Seguindo a linha, tem o grupo que você chama de 'grupo de amigos', seja no msn, orkut, facebook ou twitter. Mas aí temos uma diferença: os amigos são aquelas pessoas que a gente deixa fazer falta e não sente vontade de cobrar presença ou atenção. São exatamente aquelas pessoas que chegam, às vezes sorrateiros ou como ex-namorados, e ficam pra valer. Na vida, não acredito que consigamos mais que 5 verdadeiros amigos, é quase impossível!
No mesmo parâmetro das redes sociais, existem os amigos das redes sociais, que normalmente são colegas de classe ou de trabalho, que a convivência (às vezes fatídica) nos obriga a ter em nossas vidas. A grande maioria nem faz falta, serve só pra acompanhar suas conversas durante as aulas, completar o número de integrantes do seminário e ouvir seus infanticídios - adoro esse termo! - em horas de desespero nas quais os amigos não podem estar presentes.
Família? Sim, claro, mas nem sempre contamos tudo à família, não é?
Existem uns grupos que são pra sempre enquanto duram, grande maioria acontecendo em fins de ensino médio. Daí, na universidade, percebe-se que era tudo muito utópico e que aquelas pessoas quase não são vistas por você em sua nova rotina.
Existe também o grupo do passado.

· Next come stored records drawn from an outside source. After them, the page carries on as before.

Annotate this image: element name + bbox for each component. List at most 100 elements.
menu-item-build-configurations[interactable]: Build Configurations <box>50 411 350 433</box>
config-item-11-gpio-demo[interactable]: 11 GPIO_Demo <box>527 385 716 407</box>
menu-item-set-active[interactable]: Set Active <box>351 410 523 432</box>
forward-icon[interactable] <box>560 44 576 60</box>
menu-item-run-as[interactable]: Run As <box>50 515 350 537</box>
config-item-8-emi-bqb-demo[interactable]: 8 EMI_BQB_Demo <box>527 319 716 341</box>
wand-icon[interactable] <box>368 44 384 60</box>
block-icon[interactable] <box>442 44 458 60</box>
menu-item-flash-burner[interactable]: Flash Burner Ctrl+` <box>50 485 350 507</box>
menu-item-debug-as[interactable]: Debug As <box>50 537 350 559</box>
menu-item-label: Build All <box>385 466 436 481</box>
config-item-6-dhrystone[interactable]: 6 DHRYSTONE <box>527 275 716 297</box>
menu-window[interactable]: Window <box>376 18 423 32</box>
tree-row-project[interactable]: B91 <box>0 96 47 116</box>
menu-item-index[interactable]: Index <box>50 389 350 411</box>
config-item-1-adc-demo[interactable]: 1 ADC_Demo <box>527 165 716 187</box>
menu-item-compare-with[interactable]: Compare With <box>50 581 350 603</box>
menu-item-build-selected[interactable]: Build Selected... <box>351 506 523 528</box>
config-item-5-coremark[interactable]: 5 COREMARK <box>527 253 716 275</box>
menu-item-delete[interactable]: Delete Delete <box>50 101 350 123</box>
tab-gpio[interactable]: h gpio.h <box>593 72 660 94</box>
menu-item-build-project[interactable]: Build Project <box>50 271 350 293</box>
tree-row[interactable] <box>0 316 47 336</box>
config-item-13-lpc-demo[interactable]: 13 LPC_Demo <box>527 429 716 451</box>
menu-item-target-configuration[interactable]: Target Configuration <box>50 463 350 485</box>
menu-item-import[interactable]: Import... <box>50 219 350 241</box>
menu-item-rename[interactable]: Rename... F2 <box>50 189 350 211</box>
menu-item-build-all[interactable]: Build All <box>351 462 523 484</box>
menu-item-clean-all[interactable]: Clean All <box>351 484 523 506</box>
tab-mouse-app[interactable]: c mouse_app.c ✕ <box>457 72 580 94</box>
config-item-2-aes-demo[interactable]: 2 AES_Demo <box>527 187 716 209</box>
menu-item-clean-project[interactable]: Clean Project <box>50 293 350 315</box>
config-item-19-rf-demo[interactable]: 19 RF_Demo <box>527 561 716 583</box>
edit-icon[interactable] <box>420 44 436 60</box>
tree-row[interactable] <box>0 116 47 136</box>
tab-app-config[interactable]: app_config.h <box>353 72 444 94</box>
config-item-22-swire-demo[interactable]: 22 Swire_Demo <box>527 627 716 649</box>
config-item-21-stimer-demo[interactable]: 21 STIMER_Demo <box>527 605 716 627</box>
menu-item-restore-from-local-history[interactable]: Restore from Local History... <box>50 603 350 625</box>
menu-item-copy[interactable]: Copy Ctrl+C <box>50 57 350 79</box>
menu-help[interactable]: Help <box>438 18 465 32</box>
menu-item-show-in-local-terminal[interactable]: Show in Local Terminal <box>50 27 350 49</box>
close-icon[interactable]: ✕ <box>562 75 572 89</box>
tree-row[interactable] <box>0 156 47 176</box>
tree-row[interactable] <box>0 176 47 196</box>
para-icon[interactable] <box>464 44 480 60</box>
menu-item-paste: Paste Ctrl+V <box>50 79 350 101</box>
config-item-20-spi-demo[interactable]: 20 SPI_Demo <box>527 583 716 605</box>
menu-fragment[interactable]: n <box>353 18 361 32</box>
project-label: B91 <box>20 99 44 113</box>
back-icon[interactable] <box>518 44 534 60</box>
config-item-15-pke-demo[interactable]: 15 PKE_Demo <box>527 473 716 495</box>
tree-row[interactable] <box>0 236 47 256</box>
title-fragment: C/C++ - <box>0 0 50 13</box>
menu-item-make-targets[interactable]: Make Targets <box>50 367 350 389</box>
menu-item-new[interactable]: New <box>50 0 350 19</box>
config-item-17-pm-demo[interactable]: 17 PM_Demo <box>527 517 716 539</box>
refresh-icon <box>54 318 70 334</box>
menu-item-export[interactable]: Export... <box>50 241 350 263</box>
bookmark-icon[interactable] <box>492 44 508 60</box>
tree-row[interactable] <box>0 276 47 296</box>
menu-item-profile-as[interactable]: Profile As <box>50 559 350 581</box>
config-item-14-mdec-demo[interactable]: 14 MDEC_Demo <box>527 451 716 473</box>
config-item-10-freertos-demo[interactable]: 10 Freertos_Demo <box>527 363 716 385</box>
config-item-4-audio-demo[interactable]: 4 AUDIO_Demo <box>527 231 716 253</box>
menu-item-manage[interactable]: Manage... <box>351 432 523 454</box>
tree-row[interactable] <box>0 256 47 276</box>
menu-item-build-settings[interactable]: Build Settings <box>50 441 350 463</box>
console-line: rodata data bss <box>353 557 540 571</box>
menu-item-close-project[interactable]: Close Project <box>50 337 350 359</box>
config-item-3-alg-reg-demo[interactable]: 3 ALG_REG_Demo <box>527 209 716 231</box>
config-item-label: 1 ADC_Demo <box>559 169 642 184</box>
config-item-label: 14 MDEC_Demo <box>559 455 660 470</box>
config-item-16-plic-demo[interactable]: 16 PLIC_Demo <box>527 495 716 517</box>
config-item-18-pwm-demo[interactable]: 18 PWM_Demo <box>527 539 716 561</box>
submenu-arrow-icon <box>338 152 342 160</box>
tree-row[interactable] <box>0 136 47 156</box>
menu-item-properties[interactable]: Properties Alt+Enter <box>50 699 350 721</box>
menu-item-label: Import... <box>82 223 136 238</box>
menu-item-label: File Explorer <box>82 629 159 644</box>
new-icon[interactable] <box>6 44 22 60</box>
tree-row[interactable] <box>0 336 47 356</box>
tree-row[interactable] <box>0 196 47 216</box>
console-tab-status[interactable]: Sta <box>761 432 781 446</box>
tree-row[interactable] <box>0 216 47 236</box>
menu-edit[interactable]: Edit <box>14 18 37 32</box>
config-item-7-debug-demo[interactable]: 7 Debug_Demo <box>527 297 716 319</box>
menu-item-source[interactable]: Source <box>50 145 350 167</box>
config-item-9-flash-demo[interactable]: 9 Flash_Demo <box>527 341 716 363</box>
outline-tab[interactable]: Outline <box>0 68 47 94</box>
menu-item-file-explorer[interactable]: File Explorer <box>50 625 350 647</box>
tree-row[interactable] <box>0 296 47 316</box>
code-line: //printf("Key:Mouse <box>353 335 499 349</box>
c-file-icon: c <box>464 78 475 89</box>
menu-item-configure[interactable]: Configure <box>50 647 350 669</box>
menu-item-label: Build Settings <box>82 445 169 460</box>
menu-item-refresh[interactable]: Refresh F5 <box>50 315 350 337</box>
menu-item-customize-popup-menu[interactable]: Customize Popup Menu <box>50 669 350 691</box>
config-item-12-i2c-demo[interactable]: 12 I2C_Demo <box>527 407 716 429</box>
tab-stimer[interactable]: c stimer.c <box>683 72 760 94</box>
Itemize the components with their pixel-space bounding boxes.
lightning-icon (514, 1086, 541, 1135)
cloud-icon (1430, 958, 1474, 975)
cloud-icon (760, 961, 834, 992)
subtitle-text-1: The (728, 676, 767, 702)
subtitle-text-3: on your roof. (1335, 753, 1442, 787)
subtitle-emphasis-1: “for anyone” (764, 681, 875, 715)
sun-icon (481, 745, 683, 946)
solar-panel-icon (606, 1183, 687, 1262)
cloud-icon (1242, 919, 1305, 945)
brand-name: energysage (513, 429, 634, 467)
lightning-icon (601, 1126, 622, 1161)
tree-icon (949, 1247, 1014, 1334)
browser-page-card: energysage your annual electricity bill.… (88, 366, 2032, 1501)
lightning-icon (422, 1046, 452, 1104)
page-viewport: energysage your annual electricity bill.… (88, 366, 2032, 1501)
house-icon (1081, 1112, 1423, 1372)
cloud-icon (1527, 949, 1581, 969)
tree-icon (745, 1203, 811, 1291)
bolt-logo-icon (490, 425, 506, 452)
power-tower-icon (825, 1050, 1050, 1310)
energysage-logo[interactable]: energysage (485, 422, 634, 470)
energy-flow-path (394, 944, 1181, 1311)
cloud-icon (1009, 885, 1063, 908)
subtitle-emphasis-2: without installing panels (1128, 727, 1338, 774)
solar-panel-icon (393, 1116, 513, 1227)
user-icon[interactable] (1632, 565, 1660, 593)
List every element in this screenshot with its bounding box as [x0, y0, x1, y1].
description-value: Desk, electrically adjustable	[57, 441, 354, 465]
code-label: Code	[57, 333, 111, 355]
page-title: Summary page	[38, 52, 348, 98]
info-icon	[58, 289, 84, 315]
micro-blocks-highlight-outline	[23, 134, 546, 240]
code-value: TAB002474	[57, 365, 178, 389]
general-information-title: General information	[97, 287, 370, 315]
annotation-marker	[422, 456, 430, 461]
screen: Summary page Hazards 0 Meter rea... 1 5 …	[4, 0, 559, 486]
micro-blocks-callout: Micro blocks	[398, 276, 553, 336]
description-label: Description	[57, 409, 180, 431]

Aqui se enquadram os ex-namorados que temos raiva, colegas da turma de mil-novecentos-e-não-sei-quando e afins.
Nesse âmbito, haverá de lembrar daquelas pessoas que se enquadram num grupo distinto do que convém à sua rotina: o grupo dos que passaram mas que não foram. É como se tivessem feito uma prova de vestibular e tivessem sido reprovados: por isso não saíram do lugar (que você pode chamar de 'coração'). Aqui se enquadram as pessoas a quem você quer muito, muito, muito bem mas que, de alguma forma, falharam com você. Só que você sente vontade da presença alheia de novo, entende? E é a esse grupo que você dá o direito de voltar atrás quando quiser, nem que seja pra um abraço ou uma conversa rápida e boba; e é a esse grupo, também, que você se dá o dever de manter as portas e janelas abertas pra que voltem a habitar quando sentirem vontade. Só que dessa vez você deverá ter se dado o dever de abrigá-los da mesma forma - senão melhor - do que era antes, pra que não haja distinção. Dentre o grupo, tem sempre aquela(s) pessoa(s) que nem fazem falta enquanto não são lembradas mas, quando o são, parece que metade do tempo da Terra passou e que aquelas lembranças oram todos os dias pra que o futuro se ajeite e fique tudo em paz. Mas aí o futuro já é seu presente, porque já se passou muito tempo. Presente que você dá a si mesmo.